Private companies in the middle market face many challenges when confronting a decision to sell or divest. Owners often have concerns about timing of the market and frequently develop uncertainty over preconceived valuations of their business.  Transaction teams may lack the relationships or networks to effectively establish a competitive bidding strategy with multiple buyers. Additionally, the sell-side marketing process takes time and resources that may not be readily available. The list goes on.

With Winston Street, you have access to a full service M&A firm that can help you address the most complex issues related to your transaction. We use a deliberate sell-side program that will set up your business to achieve maximum results.

Details of our Sell-Side Services

If you’re like us, you want to see the details. Below are a few specifics related to our sell-side process.

We work with management to ensure the business is prepared on every level prior to “going to market.” At this early stage we begin to formulate the transaction’s anticipated valuation range and preferred deal structures. Another critical component at this stage is to identify any potential obstacles that will need to be prepared for in advance of marketing efforts.

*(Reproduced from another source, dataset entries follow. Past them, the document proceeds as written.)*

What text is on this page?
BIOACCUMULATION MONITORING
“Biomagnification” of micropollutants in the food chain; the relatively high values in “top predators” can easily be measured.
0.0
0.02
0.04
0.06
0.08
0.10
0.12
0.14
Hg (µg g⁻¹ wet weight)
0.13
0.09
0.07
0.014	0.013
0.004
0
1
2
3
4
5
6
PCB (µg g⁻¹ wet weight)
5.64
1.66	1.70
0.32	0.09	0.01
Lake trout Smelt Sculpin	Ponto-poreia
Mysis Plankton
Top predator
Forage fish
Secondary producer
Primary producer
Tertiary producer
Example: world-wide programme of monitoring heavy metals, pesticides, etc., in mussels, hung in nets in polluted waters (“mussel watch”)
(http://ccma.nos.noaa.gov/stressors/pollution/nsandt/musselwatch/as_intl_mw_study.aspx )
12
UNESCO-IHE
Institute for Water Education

Marketing materials are generally created in order to provide potential buyers with the necessary information required to make an informed decision about whether to acquire the selling company. Marketing materials generally include a blind or redacted “teaser” book, aimed at confidentially assessing a potential buyer’s interest, as well as a full scope marketing book complete with an investment thesis, operational information and a full set of historical financial statements and projections.

We work with our clients to develop an approved list of potential buyers to approach. Generally, we find that private companies in the middle market benefit the most from a private or limited auction with multiple potential buyers; however, it is not uncommon to approach a single buyer when extreme confidentiality is required or even a public auction when the owners only concern is maximizing the purchase price.

A buyer will usually convey its interest in a letter of interest or a letter of intent. It is prudent at this stage to take a step back and analyze the details of each proposal for the quantitative and qualitative value implied within the offer. While typically non-binding (though some clauses within a letter of intent may have binding attributes), these offers indicate the major parameters by which a buyer envisions a successful transaction occurring. It is critical to present a detailed comparison of the available offers and the impact each has on our client’s valuation, tax implications, proposed transition and many other aspects that relate to the transaction’s objectives.

Due diligence is a stressful process for many business managers. Unfortunately, it is a necessary part of a transaction. While some documents can be prepared for in advance of a buyer’s diligence request, we often find that buyers have different reasons why they are looking to acquire a business and attempting to predict a buyer’s data request prior to diligence may result in unnecessary work and multiple document refreshes. With Winston Street’s approach to diligence, we manage the entire process in a professional yet conducive process while ensuring that a buyer’s request for data is adequately screened for reasonableness, relevance and in some instances, void of sensitive information.

Throughout the diligence process, the legal teams for both the buyer and seller will begin to compose and circulate drafts of the proposed purchase and sale agreement and other related agreements (employment or noncompete agreements or promissory notes). Many of the clauses within the agreements contain financial and/or tax implications to which Winston Street can help navigate. Often, these documents serve as the formal way in which the parties negotiate with one another. While many of the requirements necessary to achieve a successful close will have been identified prior to the drafting of the agreements, there will undoubtedly be clauses that will be disputed between the parties. Winston Street closely monitors these disputes (with a keen focus on our client’s objectives) and, if possible, coordinates the effort to find resolutions.

Keeping the transaction on schedule is the primary focus at this stage of the process. While the deal may seem to be all but closed, it is not uncommon for last minute changes in the purchase price or revised terms and conditions. Suffice to say, patience and continued focus are required right up to and often beyond closing, depending on employment commitments and/or post-closing adjustments that may be specified in the purchase and sale agreement.